新経済対策、アベノミクス加速を実現せよ
安倍晋三首相は来月2日に決定する経済対策について「財政措置の規模で13兆円、事業規模で28兆円を上回る総合的かつ大胆な経済対策をまとめたい」と述べ、参院選で「アベノミクスのエンジンを最大限に吹かしていく」と訴えた公約の実現に着手した。
これに呼応するように日銀は追加金融緩和を決定しており、これから内閣改造を行う安倍政権の経済対策と相乗効果をもたらすことを期待したい。
事業規模は28兆円超
首相は27日に福岡市で行った講演で、財務省などが20兆円規模を想定して調整を進めていた経済対策に、さらに8兆円上乗せする方針を示した。まさに大胆であり、市場の予想を上回ったことから、同日の日経平均株価が上昇するなど好反応を得ている。
その目的について首相は「しっかりと内需を下支えし、景気の回復軌道をいっそう確かなものとする」と述べた。国内総生産(GDP)の6割を占める個人消費は安倍政権発足後に始動したアベノミクスの効果や消費増税前の駆け込み需要で2013年には右肩上がりの伸びを示した。だが、14年4月の消費税率8%への引き上げから落ち込み、その後2年を経過しても回復していない。
昨年から今年にかけては中国がバブル崩壊のリスクにさらされ、上海市場の株価下落に連動して日経株価の下落に見舞われた。中国のほか世界経済の牽引役と期待された新興4カ国(BRICs)はブラジル、ロシアとも厳しく、有望なのはインドだけという状況だ。

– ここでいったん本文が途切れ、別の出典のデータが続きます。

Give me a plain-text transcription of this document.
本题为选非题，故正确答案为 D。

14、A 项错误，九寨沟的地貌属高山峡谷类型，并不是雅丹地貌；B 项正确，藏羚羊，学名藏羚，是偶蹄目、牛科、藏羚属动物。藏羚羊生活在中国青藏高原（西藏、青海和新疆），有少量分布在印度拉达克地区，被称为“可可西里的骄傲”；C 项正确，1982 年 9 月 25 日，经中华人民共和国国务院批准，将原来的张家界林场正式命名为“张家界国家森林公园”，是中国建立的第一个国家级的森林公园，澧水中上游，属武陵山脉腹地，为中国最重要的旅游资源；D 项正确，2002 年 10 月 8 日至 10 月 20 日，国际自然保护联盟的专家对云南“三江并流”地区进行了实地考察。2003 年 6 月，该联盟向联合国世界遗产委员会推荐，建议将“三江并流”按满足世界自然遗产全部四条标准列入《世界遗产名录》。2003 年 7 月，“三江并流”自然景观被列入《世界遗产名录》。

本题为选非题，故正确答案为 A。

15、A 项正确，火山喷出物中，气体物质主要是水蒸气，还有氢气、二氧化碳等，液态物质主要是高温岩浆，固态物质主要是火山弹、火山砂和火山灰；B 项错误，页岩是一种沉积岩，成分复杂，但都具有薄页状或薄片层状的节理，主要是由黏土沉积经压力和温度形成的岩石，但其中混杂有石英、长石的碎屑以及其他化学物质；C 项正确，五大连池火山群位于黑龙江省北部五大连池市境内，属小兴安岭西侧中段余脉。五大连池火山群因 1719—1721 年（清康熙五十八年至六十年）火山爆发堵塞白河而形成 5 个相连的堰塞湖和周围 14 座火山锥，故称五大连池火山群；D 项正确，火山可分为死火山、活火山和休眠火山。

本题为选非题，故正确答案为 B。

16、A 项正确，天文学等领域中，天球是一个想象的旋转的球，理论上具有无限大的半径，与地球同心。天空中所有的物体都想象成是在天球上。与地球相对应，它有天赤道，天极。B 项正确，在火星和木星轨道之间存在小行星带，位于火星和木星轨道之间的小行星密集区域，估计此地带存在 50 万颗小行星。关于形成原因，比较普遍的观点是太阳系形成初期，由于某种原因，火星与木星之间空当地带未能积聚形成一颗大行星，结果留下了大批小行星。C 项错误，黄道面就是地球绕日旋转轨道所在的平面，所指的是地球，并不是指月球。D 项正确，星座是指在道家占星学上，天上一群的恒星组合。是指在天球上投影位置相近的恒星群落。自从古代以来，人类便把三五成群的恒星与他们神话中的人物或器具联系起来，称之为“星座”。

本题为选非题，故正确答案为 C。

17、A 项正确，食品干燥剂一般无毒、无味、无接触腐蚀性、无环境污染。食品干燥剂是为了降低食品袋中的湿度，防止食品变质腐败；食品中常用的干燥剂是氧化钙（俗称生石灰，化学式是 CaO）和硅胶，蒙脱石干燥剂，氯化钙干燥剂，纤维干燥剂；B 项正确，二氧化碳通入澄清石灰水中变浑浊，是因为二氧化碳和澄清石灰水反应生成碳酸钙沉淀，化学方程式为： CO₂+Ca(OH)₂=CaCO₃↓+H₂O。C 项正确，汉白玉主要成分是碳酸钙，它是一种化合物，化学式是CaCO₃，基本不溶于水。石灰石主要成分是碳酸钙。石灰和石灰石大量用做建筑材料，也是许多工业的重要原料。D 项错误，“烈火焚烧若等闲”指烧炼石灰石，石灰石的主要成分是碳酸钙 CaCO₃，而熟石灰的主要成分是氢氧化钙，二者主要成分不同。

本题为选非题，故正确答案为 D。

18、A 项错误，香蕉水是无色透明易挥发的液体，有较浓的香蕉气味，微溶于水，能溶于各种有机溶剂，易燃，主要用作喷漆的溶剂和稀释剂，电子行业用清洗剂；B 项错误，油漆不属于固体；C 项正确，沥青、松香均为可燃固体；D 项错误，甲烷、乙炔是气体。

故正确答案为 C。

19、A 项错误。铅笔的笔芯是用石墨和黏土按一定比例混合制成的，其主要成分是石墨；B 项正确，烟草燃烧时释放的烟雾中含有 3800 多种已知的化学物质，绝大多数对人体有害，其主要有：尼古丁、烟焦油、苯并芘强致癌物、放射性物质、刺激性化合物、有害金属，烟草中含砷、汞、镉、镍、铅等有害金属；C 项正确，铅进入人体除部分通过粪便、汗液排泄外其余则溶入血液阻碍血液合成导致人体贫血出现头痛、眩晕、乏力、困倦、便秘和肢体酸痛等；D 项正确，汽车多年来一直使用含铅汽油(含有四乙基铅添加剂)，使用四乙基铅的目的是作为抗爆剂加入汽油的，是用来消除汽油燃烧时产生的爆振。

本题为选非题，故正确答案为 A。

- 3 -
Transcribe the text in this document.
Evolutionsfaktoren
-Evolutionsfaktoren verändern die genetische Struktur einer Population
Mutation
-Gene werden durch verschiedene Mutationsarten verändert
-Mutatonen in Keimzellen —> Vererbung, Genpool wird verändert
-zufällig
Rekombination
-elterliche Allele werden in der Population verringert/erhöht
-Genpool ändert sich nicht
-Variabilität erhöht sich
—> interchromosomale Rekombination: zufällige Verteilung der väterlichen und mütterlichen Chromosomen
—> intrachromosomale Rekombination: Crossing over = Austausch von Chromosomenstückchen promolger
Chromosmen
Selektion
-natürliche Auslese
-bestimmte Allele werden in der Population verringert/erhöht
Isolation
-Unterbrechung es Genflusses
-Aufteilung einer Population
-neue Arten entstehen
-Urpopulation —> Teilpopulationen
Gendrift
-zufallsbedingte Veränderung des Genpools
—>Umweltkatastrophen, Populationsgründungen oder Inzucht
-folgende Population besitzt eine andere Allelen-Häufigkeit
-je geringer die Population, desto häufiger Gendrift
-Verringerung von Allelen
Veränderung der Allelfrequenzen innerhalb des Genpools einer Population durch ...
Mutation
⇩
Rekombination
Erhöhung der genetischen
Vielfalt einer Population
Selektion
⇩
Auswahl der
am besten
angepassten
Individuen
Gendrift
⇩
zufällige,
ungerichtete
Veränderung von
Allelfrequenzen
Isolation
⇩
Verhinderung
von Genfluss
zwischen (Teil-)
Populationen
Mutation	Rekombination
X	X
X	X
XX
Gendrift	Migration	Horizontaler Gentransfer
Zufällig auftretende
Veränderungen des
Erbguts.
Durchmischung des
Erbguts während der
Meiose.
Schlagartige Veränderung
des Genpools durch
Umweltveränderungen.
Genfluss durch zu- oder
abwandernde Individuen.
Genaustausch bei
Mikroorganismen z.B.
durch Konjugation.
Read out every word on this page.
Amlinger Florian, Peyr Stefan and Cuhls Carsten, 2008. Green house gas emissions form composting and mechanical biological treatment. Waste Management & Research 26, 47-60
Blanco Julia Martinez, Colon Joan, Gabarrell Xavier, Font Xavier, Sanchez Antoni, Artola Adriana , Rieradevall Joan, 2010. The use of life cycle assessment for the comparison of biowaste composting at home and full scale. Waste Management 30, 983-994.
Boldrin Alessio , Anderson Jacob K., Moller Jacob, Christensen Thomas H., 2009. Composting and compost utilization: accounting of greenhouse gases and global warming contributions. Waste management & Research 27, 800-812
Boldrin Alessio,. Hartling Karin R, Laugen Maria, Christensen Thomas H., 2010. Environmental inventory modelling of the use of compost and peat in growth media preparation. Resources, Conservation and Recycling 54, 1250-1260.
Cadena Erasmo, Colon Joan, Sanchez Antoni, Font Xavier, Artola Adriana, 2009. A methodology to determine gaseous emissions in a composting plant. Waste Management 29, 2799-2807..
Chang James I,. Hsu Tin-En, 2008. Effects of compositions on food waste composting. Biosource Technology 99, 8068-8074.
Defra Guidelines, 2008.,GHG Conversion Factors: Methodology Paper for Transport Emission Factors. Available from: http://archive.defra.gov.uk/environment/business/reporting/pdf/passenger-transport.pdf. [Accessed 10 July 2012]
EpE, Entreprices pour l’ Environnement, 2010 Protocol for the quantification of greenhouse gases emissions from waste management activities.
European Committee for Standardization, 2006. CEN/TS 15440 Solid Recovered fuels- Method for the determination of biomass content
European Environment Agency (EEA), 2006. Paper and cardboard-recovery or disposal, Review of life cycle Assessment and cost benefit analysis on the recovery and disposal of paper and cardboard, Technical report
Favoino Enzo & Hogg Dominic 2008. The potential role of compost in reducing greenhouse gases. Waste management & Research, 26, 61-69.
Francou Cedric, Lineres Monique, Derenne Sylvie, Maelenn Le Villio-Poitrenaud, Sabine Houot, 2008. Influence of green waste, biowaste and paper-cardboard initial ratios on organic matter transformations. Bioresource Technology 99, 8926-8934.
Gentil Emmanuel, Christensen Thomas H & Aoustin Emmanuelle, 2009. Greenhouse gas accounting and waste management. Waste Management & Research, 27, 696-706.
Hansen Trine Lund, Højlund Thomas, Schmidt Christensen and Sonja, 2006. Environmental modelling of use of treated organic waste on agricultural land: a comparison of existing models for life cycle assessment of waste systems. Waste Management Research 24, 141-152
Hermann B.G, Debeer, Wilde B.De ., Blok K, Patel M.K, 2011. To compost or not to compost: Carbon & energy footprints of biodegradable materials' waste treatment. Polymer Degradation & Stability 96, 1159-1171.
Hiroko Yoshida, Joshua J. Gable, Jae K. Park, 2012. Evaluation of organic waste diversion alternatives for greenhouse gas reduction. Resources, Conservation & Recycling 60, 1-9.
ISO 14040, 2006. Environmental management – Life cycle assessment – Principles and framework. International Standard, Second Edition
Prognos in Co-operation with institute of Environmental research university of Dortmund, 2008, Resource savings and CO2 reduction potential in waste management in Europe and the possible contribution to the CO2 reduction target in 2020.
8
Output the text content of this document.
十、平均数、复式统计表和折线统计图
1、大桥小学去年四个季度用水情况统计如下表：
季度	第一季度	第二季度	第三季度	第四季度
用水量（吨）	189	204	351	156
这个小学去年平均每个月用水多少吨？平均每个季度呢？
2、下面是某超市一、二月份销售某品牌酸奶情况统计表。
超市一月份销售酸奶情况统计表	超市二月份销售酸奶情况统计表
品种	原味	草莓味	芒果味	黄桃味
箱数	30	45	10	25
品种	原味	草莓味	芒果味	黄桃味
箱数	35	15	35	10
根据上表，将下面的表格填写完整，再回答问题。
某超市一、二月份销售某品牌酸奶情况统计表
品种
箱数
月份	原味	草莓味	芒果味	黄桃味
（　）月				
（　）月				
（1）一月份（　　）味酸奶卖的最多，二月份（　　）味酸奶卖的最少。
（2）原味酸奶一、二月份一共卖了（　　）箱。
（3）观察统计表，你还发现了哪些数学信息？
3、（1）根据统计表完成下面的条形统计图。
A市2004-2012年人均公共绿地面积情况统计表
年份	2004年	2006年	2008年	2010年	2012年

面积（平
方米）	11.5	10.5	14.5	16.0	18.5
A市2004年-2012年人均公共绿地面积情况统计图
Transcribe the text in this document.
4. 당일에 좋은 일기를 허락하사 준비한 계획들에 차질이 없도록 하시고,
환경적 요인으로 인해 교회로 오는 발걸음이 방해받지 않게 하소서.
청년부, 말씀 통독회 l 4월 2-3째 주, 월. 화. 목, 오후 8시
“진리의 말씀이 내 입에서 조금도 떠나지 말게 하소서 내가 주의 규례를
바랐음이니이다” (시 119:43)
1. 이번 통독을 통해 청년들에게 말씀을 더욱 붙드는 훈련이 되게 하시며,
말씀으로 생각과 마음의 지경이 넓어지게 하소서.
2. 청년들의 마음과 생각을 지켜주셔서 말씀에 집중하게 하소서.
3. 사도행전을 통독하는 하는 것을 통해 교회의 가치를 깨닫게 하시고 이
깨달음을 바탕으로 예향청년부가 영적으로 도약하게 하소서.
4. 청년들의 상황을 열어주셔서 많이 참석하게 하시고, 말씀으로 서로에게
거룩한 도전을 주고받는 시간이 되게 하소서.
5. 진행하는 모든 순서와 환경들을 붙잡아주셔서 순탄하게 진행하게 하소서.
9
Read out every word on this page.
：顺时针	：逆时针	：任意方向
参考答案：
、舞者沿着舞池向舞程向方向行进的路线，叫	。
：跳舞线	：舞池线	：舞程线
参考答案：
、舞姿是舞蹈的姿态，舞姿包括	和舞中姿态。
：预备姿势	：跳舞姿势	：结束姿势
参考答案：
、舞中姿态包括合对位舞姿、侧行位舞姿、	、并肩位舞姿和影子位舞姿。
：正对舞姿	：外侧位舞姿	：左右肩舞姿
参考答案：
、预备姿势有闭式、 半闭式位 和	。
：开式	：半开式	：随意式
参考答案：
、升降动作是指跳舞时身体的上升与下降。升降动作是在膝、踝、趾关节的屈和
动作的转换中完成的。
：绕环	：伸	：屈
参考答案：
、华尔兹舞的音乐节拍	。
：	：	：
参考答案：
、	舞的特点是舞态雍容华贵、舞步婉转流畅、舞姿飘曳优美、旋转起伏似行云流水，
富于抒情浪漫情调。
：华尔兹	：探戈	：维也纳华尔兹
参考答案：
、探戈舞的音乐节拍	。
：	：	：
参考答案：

また、6月の英国の国民投票による欧州連合(EU)離脱決定は急激な円高をもたらした。このまま円高が進めば、輸出企業の業績が悪化することが懸念される。
さらに、構造改革・規制緩和による成長戦略として経済界が期待する環太平洋連携協定(TPP)も、合意を進めた肝心の米国が大統領選挙を境に批准が厳しくなっている。このため首相は消費税率10%への引き上げを19年10月まで延期した。それまでに増税に耐えられる経済力を回復しなければならない。
内需の下支えのために、低所得者へ1人当たり1万5000円の現金給付をする。厚生労働相の諮問機関である中央最低賃金審議会小委員会が、過去最高となる最低賃金(時給)の24円引き上げを決めたことなどと合わせて個人消費への刺激にはなろう。
経済対策はインフラ整備、防災対策などの公共事業が中心で、目玉はリニア中央新幹線の全線開業前倒しや整備新幹線の建設などだ。人口減少問題とあわせて東京一極集中の是正、地方の活性化も必要で、中央省庁や産業拠点の地方移転、農林水産業の振興、新産業の創出など魅力ある地方創生に向けた政策総動員を望みたい。
安倍政権で経済好循環を
ただ、財政難の中で国と地方の歳出額は7兆5000億円であり、財政投融資は6兆円だ。参院選で大勝した安倍政権の残りの期間を実りあるものにするため、経済好循環を実現させるべきだ。